No. 8: A vihara located on the north side of the main vihara with a length of 36.30 meters and a width of 14.50 metres. Only the foundations of the building are left.

No. 9: The main vihara standing in the middle is 49.50 meters long and 20.10 meters wide. Only the foundations of the building and the base of the main Buddha image are left.

No. 10: A vihara located on the south side of the main vihara with a length of 35.40 metres and a width of 13.20 metres. Only the foundations of the building are left, and the Buddha image is damaged.

No. 11: A damaged rectangular chedi situated slightly away from the outer wall. It is a square pagoda standing in a row of 3 chedis with a circumference of 8.70 meters.

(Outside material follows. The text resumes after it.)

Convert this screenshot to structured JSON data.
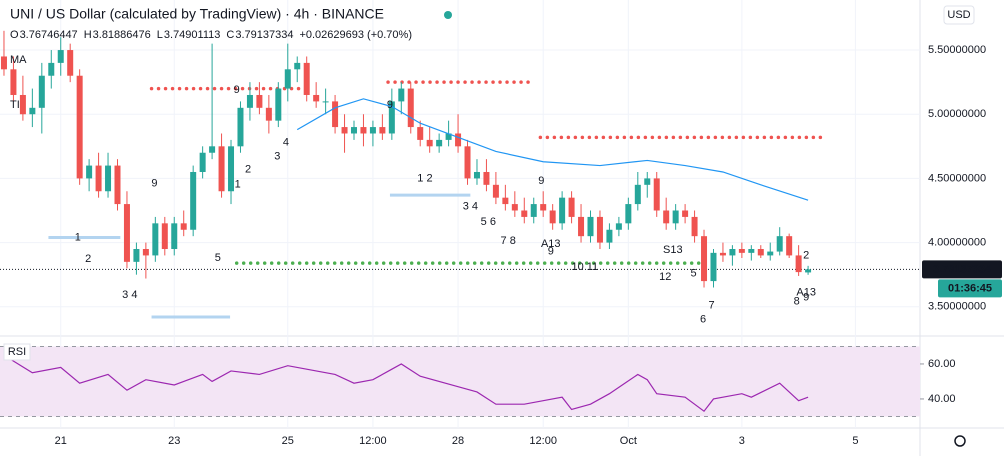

No. 12: A damaged large chedi built with brick-and-mortar and situated south of the three small chedis.

No. 13: A damaged chedi situated northwest of the reclining Buddha image is 3.30 meters wide.

No. 14: Slightly damaged brick-and-mortar bell tower in Ayutthaya style about 15 meters away from the reclining Buddha image. No bell present. To the south was a Thai commemoration inscription on a marble stone dedicated to "Luang Bannakorn Ratchataphan" (Tian Unananon),” the Director of the Liquor Factory.